Physical evidence at trial showed Ballesteros also had ligature marks around his neck. Barrera explained those, saying he finished his beer and ate some sunflower seeds after the stabbing, then realized Ballesteros was still breathing, so he strangled him.

"Tying somebody up and stabbing them 58 times seems like a difficult task for one person, is it not?" an Action News reporter asked Siegel.

"Yes," Siegel replied. "I think Mr. Barrera is strong enough to do that, though. If he stabs him and his victim is subdued I guess he can strangle him."

But prosecutors always insisted the murder required two killers and blood spatter evidence pointed to one person behind Ballesteros while another was stabbing him from the front.

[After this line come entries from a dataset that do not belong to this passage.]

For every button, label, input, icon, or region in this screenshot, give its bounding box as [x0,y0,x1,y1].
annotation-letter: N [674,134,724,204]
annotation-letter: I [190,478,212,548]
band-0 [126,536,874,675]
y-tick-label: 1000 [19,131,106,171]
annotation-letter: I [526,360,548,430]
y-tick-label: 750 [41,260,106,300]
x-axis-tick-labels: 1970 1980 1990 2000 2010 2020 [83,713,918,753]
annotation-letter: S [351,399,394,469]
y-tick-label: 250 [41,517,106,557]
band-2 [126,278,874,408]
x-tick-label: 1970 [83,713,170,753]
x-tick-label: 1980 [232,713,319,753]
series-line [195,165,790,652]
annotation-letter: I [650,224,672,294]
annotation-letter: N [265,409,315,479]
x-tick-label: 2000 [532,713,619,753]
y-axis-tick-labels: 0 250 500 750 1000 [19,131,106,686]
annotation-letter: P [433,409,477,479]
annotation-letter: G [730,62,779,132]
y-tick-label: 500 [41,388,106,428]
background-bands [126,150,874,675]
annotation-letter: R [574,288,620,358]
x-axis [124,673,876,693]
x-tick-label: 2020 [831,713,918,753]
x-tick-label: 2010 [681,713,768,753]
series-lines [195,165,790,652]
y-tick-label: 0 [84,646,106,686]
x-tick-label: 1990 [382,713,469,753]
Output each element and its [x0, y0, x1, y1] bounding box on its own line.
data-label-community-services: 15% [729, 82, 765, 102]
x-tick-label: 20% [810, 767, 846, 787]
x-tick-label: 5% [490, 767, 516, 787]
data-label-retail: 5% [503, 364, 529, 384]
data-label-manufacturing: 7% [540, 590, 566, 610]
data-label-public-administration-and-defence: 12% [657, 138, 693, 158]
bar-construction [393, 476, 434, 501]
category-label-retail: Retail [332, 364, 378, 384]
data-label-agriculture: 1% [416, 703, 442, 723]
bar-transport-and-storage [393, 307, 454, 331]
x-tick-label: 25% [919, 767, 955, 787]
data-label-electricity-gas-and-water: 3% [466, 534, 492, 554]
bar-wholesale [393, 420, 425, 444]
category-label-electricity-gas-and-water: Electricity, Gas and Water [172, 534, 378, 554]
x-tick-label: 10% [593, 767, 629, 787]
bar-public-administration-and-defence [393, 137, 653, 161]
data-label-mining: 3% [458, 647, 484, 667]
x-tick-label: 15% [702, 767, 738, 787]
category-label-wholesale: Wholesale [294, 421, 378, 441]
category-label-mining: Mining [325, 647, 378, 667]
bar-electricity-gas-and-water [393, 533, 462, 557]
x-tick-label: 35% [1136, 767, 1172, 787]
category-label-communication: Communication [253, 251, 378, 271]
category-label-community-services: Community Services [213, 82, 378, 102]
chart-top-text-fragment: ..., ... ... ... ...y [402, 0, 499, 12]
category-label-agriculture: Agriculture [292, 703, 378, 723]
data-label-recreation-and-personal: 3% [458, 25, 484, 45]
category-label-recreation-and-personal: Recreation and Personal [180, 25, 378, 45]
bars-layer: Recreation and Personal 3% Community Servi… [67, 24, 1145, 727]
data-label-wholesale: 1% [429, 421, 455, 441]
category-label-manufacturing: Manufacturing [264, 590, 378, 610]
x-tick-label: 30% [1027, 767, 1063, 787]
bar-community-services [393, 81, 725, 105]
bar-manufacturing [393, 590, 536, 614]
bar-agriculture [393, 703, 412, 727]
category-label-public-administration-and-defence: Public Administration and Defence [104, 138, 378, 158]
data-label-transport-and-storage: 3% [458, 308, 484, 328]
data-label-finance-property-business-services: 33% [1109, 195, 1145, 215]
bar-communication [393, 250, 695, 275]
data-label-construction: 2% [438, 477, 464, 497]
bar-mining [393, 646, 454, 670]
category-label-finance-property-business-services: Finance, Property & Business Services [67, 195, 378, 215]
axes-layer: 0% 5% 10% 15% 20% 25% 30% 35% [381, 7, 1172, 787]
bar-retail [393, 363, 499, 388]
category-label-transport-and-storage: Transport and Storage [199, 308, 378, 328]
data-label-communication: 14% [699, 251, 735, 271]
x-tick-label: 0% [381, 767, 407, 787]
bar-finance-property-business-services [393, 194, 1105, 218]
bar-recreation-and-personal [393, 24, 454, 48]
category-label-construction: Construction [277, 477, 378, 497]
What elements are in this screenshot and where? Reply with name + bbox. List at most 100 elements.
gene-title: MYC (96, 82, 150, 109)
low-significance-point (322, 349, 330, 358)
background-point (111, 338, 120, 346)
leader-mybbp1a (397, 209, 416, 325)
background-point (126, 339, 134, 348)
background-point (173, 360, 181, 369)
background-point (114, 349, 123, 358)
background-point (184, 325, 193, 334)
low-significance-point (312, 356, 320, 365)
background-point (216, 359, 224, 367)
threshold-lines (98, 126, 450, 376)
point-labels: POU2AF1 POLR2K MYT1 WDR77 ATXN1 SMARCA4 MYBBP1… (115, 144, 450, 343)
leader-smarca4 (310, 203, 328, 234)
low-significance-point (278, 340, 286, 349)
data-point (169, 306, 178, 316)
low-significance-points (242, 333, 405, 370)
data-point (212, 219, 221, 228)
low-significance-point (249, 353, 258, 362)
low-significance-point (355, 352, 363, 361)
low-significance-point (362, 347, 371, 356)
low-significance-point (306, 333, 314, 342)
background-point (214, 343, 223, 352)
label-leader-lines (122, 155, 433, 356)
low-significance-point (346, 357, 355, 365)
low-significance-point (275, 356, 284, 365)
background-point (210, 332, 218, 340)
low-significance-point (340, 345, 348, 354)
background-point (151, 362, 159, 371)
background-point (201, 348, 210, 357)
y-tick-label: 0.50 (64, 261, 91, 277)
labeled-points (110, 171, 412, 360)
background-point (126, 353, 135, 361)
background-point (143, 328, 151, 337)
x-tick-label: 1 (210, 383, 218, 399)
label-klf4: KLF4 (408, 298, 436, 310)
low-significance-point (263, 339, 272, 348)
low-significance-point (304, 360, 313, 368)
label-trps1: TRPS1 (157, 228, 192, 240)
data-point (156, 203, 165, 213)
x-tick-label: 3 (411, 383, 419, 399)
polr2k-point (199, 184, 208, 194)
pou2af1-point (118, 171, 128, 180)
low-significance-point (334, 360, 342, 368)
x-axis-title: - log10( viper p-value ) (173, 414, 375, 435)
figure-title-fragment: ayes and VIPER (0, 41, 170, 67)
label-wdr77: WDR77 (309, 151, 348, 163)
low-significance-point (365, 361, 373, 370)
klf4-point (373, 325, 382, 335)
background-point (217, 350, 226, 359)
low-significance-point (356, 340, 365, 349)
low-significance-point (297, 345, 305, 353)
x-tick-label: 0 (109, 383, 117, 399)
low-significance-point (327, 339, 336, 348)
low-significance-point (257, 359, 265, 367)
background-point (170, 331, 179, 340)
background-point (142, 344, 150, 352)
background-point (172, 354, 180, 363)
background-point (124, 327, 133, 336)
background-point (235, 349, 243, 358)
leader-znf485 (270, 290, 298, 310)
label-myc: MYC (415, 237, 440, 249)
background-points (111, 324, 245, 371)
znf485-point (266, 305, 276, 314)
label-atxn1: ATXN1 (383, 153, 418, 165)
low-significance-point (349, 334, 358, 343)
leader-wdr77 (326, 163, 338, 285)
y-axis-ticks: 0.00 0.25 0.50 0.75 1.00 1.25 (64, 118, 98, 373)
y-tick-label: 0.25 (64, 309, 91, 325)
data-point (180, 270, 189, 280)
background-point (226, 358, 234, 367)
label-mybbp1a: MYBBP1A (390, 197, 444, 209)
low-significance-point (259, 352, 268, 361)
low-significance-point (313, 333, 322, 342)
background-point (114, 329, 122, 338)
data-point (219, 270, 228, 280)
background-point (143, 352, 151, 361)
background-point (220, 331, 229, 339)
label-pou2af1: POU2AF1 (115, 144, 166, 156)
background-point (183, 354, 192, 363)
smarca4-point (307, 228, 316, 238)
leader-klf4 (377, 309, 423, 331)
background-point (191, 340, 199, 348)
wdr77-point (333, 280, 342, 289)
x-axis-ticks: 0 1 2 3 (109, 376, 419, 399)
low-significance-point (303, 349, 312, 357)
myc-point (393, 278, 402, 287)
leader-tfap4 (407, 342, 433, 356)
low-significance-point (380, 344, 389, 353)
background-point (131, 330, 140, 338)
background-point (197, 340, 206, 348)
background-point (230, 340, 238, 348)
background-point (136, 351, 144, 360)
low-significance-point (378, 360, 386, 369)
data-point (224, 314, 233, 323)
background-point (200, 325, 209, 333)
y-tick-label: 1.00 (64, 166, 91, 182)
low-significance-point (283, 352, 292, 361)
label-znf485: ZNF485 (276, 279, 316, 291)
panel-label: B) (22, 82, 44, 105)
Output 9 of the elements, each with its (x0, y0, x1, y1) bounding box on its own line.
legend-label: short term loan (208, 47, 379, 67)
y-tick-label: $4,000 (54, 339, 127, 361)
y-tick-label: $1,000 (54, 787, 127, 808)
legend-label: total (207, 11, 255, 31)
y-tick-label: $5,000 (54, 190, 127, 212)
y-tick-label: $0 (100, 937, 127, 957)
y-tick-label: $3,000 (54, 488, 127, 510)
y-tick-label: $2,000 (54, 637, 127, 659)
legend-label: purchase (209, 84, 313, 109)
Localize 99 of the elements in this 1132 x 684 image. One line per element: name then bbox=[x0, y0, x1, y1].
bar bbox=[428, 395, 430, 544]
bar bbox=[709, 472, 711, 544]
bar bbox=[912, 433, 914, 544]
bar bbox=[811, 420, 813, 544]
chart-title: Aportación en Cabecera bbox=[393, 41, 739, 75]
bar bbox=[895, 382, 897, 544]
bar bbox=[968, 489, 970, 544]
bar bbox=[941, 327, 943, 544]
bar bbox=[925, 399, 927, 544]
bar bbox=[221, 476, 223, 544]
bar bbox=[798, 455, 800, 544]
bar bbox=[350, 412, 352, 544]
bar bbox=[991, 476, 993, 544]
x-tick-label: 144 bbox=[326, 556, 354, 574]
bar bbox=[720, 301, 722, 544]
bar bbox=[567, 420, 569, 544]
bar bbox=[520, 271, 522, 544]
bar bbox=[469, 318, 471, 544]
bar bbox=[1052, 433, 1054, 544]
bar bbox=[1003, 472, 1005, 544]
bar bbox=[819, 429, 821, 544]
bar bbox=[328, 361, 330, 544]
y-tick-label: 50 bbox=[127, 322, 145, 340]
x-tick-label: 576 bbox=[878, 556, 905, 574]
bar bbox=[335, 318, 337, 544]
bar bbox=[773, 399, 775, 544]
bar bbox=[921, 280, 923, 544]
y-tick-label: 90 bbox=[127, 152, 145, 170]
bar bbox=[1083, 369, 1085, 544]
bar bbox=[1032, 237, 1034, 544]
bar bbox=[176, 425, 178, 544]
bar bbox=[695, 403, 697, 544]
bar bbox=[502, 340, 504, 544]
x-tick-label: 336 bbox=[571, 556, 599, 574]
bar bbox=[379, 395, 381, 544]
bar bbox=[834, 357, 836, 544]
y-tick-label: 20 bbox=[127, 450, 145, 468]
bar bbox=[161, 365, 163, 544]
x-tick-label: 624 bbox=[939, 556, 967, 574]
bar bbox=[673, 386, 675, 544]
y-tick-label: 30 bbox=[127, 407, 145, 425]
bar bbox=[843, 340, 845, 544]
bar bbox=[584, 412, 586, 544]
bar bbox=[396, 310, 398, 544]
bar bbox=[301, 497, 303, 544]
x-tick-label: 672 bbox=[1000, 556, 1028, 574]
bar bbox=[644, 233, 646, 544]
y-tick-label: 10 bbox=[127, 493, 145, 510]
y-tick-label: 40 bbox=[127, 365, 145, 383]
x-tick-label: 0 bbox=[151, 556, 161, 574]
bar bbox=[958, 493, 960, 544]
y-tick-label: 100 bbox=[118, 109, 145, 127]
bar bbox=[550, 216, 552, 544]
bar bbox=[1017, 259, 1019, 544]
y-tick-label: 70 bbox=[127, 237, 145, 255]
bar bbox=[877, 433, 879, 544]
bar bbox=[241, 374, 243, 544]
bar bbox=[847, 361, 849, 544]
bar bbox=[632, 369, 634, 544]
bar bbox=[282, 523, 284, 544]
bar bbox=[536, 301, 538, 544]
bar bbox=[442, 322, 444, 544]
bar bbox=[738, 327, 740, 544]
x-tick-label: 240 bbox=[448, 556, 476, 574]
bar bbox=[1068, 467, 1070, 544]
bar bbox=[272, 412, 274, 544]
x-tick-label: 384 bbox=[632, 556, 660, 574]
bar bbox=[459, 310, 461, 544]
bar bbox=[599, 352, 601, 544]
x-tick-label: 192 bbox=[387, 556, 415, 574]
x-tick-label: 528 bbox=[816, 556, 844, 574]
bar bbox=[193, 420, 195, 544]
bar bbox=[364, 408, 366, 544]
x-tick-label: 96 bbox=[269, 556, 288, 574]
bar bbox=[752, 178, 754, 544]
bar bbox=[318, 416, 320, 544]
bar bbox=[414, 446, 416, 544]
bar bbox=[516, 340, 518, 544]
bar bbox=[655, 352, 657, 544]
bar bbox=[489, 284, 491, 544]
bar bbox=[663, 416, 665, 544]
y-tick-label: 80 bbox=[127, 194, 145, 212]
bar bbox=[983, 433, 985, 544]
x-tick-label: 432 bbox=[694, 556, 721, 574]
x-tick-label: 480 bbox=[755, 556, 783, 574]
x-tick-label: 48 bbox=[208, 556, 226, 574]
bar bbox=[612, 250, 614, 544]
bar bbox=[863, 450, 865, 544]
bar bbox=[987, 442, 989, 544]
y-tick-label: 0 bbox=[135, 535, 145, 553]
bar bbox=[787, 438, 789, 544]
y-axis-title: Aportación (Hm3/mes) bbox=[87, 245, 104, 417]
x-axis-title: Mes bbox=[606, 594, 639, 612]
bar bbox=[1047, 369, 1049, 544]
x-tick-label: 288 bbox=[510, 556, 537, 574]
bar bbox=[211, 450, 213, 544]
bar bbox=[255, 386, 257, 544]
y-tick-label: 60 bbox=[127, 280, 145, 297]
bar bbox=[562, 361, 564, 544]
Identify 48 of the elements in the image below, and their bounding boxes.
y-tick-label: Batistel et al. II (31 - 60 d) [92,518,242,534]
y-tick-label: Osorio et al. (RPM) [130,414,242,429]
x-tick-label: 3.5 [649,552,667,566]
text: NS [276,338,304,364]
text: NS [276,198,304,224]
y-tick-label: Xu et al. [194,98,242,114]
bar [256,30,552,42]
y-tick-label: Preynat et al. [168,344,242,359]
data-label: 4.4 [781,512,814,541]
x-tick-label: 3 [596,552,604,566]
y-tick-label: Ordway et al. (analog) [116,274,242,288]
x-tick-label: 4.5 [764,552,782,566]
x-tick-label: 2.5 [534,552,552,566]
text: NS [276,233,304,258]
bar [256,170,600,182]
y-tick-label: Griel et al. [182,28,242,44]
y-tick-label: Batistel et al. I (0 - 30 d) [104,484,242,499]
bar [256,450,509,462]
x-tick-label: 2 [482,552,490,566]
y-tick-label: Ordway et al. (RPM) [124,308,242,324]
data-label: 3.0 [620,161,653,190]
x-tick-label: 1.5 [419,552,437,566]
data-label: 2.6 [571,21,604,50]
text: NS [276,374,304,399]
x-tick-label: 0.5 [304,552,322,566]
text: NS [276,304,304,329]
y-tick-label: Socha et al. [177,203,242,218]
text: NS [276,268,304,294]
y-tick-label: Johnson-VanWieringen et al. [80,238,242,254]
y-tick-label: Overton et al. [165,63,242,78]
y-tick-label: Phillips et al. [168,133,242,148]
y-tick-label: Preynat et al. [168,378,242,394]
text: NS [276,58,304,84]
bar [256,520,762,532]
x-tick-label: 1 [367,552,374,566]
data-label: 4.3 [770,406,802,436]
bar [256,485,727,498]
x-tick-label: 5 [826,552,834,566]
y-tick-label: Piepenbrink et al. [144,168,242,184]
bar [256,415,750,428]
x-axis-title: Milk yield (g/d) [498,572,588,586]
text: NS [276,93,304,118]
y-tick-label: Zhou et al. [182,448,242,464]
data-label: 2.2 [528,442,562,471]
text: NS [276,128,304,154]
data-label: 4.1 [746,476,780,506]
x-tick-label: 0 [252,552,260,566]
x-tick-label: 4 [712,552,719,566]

When Action News asked about the confession letter, the district attorney's office issued this statement:

"The Fresno County district attorney's office is dedicated to seeking justice is every case. When information like that from convicted murderer David Barrera is received, it is examined. Based upon that examination, the Fresno County district attorney's office has confidence in the conviction that was reached by the jury in this case."

"That's the big issue in this case," said ABC30 legal analyst Tony Capozzi. "If it's not believable now after they have a hearing, nothing's going to change."

Barrera's defense attorney, Gerald Schwab, says his client was actually pretty close to getting a new trial on appeal, but this confession could ruin his chances.

Perez is now asking a judge to throw out her conviction.